This controversial anti-immigrant billboard was not vandalized in Halifax
A popular tweet showed an anti-immigration billboard in Nova Scotia after it was allegedly vandalized in order to defame the leader of the People’s Party of Canada Maxime Bernier. The sign was actually not vandalized and the billboards were taken down by the advertising company after a public controversy.
On August 19, several Canadian cities woke up to billboards decrying mass immigration and endorsing Bernier’s People’s Party of Canada (PPC), a marginal far-right party. “Say NO to Mass Immigration,” the sign read.
On August 25, a Twitter user tweeted a photo of one of the billboards in Halifax with a different message: “Say NO to ass man,” claiming the billboard had been vandalized. The photo received 11,000 retweets, 56,000 likes and many other users shared it as a screenshot on Facebook.
However, the vandalism did not take place.
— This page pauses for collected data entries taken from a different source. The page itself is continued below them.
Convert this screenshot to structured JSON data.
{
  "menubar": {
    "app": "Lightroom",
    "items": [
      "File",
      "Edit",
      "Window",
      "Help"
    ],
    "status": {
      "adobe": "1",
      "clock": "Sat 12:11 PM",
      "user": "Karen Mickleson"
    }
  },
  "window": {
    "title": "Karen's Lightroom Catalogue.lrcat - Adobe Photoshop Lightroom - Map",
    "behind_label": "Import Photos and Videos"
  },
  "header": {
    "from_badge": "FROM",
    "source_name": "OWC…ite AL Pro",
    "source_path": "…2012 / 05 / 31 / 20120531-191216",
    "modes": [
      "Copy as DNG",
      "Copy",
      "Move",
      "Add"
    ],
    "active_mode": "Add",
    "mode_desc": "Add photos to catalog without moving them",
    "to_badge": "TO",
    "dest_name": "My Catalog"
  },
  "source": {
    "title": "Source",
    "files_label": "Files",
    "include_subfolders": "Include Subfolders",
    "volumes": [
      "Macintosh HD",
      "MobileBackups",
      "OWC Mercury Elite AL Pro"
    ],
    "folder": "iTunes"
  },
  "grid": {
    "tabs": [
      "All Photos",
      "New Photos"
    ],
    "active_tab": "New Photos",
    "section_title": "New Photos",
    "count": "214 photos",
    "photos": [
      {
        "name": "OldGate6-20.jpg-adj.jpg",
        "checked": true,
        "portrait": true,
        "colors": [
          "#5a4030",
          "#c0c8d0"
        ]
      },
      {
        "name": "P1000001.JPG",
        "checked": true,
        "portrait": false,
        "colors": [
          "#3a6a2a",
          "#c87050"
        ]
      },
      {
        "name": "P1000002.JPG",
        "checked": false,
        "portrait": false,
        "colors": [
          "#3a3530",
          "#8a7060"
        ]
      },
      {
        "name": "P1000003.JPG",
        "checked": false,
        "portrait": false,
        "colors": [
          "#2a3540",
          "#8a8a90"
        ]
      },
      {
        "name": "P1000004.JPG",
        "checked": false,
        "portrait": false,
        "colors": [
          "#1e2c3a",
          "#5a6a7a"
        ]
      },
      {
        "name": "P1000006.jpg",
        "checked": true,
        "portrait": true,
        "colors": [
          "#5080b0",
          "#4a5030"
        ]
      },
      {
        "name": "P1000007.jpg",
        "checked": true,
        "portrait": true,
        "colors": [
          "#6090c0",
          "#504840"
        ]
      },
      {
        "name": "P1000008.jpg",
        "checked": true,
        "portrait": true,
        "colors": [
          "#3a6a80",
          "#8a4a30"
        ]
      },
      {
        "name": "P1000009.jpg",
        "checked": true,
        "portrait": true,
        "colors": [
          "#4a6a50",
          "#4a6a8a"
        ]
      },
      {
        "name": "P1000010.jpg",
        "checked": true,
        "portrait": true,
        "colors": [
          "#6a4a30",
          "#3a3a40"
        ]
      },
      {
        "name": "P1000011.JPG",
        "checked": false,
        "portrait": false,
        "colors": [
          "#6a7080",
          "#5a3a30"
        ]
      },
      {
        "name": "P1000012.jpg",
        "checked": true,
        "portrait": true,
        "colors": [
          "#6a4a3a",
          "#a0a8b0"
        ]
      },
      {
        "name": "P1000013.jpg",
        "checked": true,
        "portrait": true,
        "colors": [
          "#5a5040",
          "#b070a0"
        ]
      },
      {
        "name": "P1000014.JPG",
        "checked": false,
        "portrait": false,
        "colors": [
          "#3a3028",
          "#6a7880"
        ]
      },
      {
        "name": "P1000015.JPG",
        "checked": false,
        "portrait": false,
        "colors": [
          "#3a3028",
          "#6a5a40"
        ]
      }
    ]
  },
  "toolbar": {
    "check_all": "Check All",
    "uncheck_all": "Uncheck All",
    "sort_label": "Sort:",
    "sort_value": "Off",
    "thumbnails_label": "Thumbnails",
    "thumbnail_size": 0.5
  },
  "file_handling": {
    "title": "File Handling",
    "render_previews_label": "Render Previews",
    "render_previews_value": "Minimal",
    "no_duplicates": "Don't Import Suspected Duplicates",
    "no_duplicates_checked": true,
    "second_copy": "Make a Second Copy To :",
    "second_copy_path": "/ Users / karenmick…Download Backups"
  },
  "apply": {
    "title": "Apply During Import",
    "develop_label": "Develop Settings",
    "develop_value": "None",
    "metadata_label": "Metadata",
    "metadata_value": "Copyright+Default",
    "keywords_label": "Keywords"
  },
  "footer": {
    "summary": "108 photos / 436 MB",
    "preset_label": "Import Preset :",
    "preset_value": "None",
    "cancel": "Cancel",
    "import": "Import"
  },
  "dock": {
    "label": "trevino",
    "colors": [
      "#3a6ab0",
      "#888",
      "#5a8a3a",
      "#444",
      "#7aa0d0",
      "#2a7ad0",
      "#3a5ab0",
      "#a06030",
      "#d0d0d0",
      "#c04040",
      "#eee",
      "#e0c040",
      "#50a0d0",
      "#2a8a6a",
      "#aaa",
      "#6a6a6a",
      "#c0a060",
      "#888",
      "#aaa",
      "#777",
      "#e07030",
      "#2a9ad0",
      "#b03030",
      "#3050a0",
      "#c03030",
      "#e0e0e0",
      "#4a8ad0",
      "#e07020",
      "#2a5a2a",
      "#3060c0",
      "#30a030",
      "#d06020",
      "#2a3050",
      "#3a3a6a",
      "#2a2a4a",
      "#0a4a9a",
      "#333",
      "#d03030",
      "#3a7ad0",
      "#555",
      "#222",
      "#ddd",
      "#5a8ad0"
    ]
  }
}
The photo was digitally altered to make the billboard spell the message denigrating Bernier.
Halifax reporter Alexander Quon pointed out that even as the pro-PPC message was being replaced by a different ad, the original letters were still visible. The containers in the background and the fence in the foreground confirm the location.
Quon works for Global News, which published this video of a Pattison Outdoor Advertising employee covering the billboard.
The billboards attracted attention because of their anti-immigration stance, with Nova Scotia premier Stephen McNeil calling the tone of the ads negative and divisive in a tweet.
The PPC denied any involvement in the billboard campaign, which was actually orchestrated by third-party advertiser True North Strong & Free Advertising Corp.
Message from Randy Otto, President Pattison Outdoor Advertising. pic.twitter.com/rEYJRndHbL— PATTISON Outdoor (@pattisonoutdoor) August 25, 2019
The following day, The Canadian Press reported that True North Strong & Free disavowed the ads, saying the message had never been approved by its board. Frank Smeenk, the owner of the third party advertising company, wrote to the Canadian Press in an email that he does not always approve content that True North advertises.
“The True North Strong & Free Advertising Corp was created as a vehicle to help third-party activists promote their views prior to the upcoming election with the intention that this would be welcomed as an innovative way to participate in our democratic process,” he wrote.
Smeenk did not return AFP calls for further clarification by the time of publication.
Bernier, whose face was used on the billboards, seized the opportunity to support the anti-immigration message of the ads, a cornerstone theme in his campaign, with a series of tweets.